By 2019, things looked even more suspicious at Epic Charter Schools. A state investigation found enough proof to claim the school was embezzling state funds by submitting state data enrolling “ghost students” within the network. It was believed they were racketeering the money through the founders’ for-profit business, Epic Youth Services. Even more, some of those misappropriated funds were said to pay off politicians in a lobbying effort to silence state agencies and keep the scheme running. 

Given the state of affairs surrounding charter schools and the federal government, this Epic Charter Schools case serves as a key point in the feds’ recent attempt to further restrict funding to charter schools. Earlier this year, the Biden administration announced new regulations they are working to pass that would place more limitations and restrictions on charter schools. Those against this measure say it is a blatant attack on charter schools. However, Biden and the DOE have continuously defended the need for this, saying that charter schools have been found to be spending taxpayer dollars unnecessarily at an increasing rate. 

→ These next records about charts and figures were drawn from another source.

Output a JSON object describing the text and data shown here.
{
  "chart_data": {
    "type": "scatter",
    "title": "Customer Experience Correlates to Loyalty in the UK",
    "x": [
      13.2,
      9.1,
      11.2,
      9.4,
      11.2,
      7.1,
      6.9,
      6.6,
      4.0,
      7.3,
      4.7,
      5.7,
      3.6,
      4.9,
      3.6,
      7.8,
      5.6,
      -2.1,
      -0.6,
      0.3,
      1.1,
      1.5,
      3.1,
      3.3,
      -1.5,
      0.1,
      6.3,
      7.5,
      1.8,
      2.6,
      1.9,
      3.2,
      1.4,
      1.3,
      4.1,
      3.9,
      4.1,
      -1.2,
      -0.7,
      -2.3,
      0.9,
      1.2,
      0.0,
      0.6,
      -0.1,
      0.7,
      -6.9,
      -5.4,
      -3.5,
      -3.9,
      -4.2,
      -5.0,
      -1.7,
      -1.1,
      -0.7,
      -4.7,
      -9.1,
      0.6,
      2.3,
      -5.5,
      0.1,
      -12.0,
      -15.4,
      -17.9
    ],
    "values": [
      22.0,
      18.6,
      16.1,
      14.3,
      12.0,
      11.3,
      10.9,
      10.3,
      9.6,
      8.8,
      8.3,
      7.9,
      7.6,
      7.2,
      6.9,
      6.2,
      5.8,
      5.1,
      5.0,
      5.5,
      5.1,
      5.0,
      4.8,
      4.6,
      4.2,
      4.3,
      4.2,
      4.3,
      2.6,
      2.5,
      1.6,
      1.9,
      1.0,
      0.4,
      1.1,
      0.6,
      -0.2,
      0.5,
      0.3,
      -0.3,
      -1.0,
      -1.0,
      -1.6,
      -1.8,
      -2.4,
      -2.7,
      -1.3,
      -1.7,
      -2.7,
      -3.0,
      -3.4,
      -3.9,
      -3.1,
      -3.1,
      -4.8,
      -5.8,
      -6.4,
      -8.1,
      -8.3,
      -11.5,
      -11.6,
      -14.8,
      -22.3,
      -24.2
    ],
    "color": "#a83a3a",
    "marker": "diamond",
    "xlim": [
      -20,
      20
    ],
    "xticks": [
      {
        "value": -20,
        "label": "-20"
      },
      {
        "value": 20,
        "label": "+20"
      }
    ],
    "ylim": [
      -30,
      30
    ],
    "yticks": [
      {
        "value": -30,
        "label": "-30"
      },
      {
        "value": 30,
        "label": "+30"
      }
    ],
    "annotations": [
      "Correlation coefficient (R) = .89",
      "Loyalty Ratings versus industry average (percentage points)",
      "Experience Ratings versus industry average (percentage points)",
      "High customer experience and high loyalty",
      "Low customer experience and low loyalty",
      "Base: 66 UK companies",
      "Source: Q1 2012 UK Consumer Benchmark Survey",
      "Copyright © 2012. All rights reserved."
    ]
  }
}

All three men alleged to be involved in the Epic Charter Schools scheme are facing multiple charges which include racketeering, embezzlement, obtaining money by false pretense, conspiracy to commit a felony, violation of the Computer Crimes Act, submitting false documents to the state, and unlawful proceeds. Each of their bonds was set at $250,000. For now, the school network remains open and has cut its ties with those involved in this grand fraudulent scheme.